Sprocket

Pinion is in accordance with DIN the name for the smaller and generally driving gear of a gear pair. Due to its small size, it often forms a unit with the shaft ( pinion shaft, see figure).

In almost all areas of industrial applications - especially in the mechanical gear clocks and two wheels - in differing usages of the term have fixed that contradict the exquisitely intended for mechanical engineering DIN definition.

Engineering

The drive pinion is referred to in the mechanical and automotive motor side, the driving gear or sprocket that transmits the force of the engine to a larger wheel on the machine or the vehicle.

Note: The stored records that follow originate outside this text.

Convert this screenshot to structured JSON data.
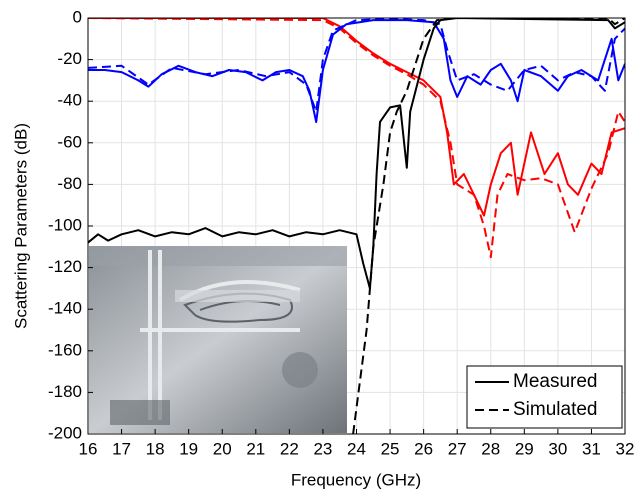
{
  "chart_data": {
    "type": "line",
    "xlabel": "Frequency (GHz)",
    "ylabel": "Scattering Parameters (dB)",
    "xlim": [
      16,
      32
    ],
    "xticks": [
      16,
      17,
      18,
      19,
      20,
      21,
      22,
      23,
      24,
      25,
      26,
      27,
      28,
      29,
      30,
      31,
      32
    ],
    "ylim": [
      -200,
      0
    ],
    "yticks": [
      -200,
      -180,
      -160,
      -140,
      -120,
      -100,
      -80,
      -60,
      -40,
      -20,
      0
    ],
    "grid": true,
    "legend": {
      "position": "lower right",
      "entries": [
        {
          "label": "Measured",
          "style": "solid",
          "color": "#000000"
        },
        {
          "label": "Simulated",
          "style": "dashed",
          "color": "#000000"
        }
      ]
    },
    "series": [
      {
        "color": "#ff0000",
        "style": "solid",
        "x": [
          16,
          23,
          23.5,
          24,
          24.5,
          25,
          25.5,
          26,
          26.5,
          26.7,
          26.9,
          27.2,
          27.5,
          27.8,
          28,
          28.3,
          28.6,
          28.8,
          29.2,
          29.6,
          30,
          30.3,
          30.6,
          31,
          31.3,
          31.6,
          32
        ],
        "values": [
          0,
          0,
          -4,
          -11,
          -17,
          -22,
          -26,
          -30,
          -38,
          -55,
          -80,
          -75,
          -85,
          -95,
          -80,
          -65,
          -60,
          -85,
          -55,
          -75,
          -65,
          -80,
          -85,
          -70,
          -75,
          -55,
          -53
        ]
      },
      {
        "color": "#ff0000",
        "style": "dashed",
        "x": [
          16,
          23,
          23.5,
          24,
          24.5,
          25,
          25.5,
          26,
          26.5,
          26.8,
          27,
          27.5,
          27.8,
          28,
          28.2,
          28.5,
          29,
          29.5,
          30,
          30.5,
          31,
          31.5,
          31.8,
          32
        ],
        "values": [
          0,
          -1,
          -5,
          -12,
          -18,
          -23,
          -27,
          -32,
          -40,
          -60,
          -80,
          -85,
          -100,
          -115,
          -85,
          -75,
          -78,
          -77,
          -80,
          -103,
          -82,
          -65,
          -45,
          -50
        ]
      },
      {
        "color": "#0000ff",
        "style": "solid",
        "x": [
          16,
          16.5,
          17,
          17.5,
          17.8,
          18.2,
          18.7,
          19.2,
          19.7,
          20.2,
          20.7,
          21.2,
          21.6,
          22,
          22.4,
          22.6,
          22.8,
          23,
          23.3,
          23.7,
          24.5,
          25.5,
          26.3,
          26.6,
          26.8,
          27,
          27.3,
          27.7,
          28,
          28.3,
          28.6,
          28.8,
          29,
          29.5,
          30,
          30.3,
          30.7,
          31.2,
          31.6,
          31.8,
          32
        ],
        "values": [
          -25,
          -25,
          -26,
          -30,
          -33,
          -27,
          -23,
          -26,
          -28,
          -25,
          -26,
          -30,
          -26,
          -25,
          -28,
          -35,
          -50,
          -25,
          -8,
          -3,
          -1,
          -1,
          -2,
          -10,
          -30,
          -38,
          -28,
          -32,
          -25,
          -22,
          -30,
          -40,
          -25,
          -28,
          -35,
          -28,
          -25,
          -30,
          -10,
          -30,
          -22
        ]
      },
      {
        "color": "#0000ff",
        "style": "dashed",
        "x": [
          16,
          17,
          17.8,
          18.5,
          19.5,
          20.5,
          21.3,
          22,
          22.5,
          22.8,
          23,
          23.3,
          24,
          25,
          26,
          26.5,
          26.7,
          27,
          27.5,
          28,
          28.5,
          29,
          29.5,
          30,
          30.5,
          31,
          31.4,
          31.7,
          32
        ],
        "values": [
          -24,
          -23,
          -32,
          -24,
          -27,
          -25,
          -28,
          -26,
          -32,
          -45,
          -20,
          -6,
          -1,
          -0.5,
          -1,
          -3,
          -15,
          -30,
          -27,
          -32,
          -35,
          -25,
          -23,
          -30,
          -26,
          -28,
          -35,
          -10,
          -5
        ]
      },
      {
        "color": "#000000",
        "style": "solid",
        "x": [
          16,
          16.3,
          16.6,
          17,
          17.5,
          18,
          18.5,
          19,
          19.5,
          20,
          20.5,
          21,
          21.5,
          22,
          22.5,
          23,
          23.5,
          24,
          24.2,
          24.4,
          24.5,
          24.6,
          24.7,
          25,
          25.3,
          25.5,
          25.6,
          26,
          26.3,
          26.5,
          27,
          31.5,
          31.7,
          32
        ],
        "values": [
          -108,
          -104,
          -107,
          -104,
          -102,
          -105,
          -103,
          -104,
          -101,
          -105,
          -103,
          -104,
          -102,
          -105,
          -103,
          -104,
          -102,
          -104,
          -118,
          -130,
          -110,
          -75,
          -50,
          -43,
          -42,
          -72,
          -45,
          -20,
          -5,
          -1,
          0,
          -1,
          -5,
          -2
        ]
      },
      {
        "color": "#000000",
        "style": "dashed",
        "x": [
          23.9,
          24.3,
          24.5,
          24.8,
          25,
          25.2,
          25.5,
          26,
          26.4,
          27,
          31.5,
          31.7,
          32
        ],
        "values": [
          -200,
          -150,
          -110,
          -80,
          -55,
          -45,
          -35,
          -10,
          -1,
          0,
          0,
          -3,
          0
        ]
      }
    ]
  }
}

The pinion is also a small bevel gear, as is for example used in a differential gear to be. The pinion drives this to the larger gear.

Mechanical clock

The Clocks, the engine is common for the smaller wheel of a gear stage of the term. Pinion is an obsolete term here. In a clock, it is usually the driven gear and has less than 20 teeth.

Two-wheeler

When a single gear bike at the rear wheel is preferred, less often called a ring gear as a pinion, the totality of the sprockets as sprocket assembly, cassette or sprockets. About the front of the bottom bracket located chainring and a rear sprocket, a chain is guided for power transmission. Driving the front wheel of the bicycle is not called pinion even when it is smaller than the driven gear.

When the motorcycle with the chain drive of the motor-side gear is always the pinion even when it is larger than the driven gear.